Maldini pediu desculpas pelas agressões verbais. Em conversa com o advogado criminalista Carlos Kauffmann, afirmou que está em tratamento psiquiátrico desde 2013 e relatou estar “completamente desorientado” durante o episódio. Segundo ele, as palavras não refletem quem é, pois enfrentava transtornos emocionais após a morte do irmão.
De acordo com o advogado, foi solicitada uma avaliação clínica e do estado mental do executivo. “Perdi meu irmão um tempo atrás e bebi demais. A pessoa que viram não sou eu, é uma pessoa que estava fora de si”, relatou Maldini ao defensor. O pedido de liberdade também destaca o risco concreto ao acusado devido à repercussão pública do caso.
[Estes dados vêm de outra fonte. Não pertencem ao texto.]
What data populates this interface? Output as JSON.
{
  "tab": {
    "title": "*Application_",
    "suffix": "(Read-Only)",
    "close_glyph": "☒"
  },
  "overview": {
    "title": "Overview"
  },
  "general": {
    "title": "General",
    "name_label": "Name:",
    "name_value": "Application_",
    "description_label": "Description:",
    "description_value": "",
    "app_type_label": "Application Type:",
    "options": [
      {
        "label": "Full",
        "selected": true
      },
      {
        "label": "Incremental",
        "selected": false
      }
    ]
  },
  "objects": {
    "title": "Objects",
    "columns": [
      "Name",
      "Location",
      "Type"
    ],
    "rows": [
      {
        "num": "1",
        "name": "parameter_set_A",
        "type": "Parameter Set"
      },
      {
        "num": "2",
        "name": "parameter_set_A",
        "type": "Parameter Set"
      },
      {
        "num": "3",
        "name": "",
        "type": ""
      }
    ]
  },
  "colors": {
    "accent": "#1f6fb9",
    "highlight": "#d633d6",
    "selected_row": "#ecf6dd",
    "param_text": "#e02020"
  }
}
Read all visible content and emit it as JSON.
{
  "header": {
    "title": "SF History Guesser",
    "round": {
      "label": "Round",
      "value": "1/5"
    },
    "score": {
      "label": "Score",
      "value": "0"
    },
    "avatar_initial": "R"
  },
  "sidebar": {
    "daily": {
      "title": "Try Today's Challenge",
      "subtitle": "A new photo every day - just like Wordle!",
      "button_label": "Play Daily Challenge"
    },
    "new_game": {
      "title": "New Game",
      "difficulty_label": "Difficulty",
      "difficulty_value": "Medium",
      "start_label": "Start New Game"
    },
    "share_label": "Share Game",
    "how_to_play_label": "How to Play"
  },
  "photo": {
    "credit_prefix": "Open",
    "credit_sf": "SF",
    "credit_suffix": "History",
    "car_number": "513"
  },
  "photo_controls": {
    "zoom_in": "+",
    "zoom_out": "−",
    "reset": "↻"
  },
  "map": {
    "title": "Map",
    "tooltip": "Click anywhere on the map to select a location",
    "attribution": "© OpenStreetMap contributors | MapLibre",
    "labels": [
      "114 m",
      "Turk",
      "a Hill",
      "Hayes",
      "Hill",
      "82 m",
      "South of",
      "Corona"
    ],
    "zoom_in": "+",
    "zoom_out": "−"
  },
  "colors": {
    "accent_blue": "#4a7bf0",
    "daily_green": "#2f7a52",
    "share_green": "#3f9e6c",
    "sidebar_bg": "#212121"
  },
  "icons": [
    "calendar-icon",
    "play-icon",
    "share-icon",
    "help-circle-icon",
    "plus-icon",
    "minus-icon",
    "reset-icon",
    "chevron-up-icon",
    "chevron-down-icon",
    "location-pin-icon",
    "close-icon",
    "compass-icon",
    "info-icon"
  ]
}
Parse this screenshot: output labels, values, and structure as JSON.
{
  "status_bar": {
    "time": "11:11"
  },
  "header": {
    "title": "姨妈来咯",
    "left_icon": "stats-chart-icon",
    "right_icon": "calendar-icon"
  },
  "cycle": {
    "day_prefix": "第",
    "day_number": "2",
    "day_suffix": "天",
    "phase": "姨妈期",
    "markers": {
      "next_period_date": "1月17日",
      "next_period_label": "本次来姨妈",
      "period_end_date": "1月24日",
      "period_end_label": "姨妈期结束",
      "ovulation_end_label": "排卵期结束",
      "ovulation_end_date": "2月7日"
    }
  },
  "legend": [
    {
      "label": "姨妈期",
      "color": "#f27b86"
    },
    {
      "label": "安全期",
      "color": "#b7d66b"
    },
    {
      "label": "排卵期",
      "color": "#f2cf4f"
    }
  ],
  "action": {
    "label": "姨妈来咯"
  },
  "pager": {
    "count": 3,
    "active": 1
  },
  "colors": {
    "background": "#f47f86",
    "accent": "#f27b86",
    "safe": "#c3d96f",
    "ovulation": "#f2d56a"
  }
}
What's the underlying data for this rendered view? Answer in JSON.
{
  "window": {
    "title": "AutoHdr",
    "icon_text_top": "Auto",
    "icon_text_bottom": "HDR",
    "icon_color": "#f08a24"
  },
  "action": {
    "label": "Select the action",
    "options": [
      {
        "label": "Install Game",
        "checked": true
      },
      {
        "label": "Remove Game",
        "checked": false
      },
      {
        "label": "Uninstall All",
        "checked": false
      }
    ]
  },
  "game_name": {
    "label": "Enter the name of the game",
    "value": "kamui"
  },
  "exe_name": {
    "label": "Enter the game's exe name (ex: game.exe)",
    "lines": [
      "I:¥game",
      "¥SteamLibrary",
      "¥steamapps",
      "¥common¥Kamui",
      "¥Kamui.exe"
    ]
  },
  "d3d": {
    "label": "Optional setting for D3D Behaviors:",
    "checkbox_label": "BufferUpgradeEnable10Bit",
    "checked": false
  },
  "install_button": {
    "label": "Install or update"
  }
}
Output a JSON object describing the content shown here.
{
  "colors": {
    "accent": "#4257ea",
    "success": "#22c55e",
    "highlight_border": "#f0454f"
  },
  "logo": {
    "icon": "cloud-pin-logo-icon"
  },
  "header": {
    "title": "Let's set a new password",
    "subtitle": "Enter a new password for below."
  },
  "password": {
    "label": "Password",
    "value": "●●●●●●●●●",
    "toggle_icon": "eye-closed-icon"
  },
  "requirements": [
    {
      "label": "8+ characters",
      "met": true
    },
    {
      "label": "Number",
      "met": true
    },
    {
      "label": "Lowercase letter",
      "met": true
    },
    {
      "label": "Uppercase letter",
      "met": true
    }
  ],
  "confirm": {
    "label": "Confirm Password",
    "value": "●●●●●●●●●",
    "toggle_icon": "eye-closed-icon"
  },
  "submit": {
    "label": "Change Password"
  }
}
Segundo as investigações, as ofensas começaram após o chileno tentar abrir a porta do avião e ser contido por comissários. Maldini é acusado de proferir insultos racistas, homofóbicos e xenofóbicos contra um tripulante, chegando a chamá-lo de “macaco” e imitar sons do animal. A Latam informou que ofereceu suporte psicológico e jurídico ao funcionário.
A empresa Landes anunciou o afastamento formal e preventivo do executivo de suas funções. A Agência Nacional de Aviação Civil repudiou o ocorrido, declarou apoio aos tripulantes e afirmou que acompanhará a apuração dos fatos junto à companhia aérea e autoridades competentes.
A Anac informou ainda que, a partir de 14 de setembro, passageiros indisciplinados poderão ser enquadrados em categoria gravíssima, sujeitos à multa de R$ 17,5 mil e inclusão em lista de impedimento de embarque, conforme novas regras.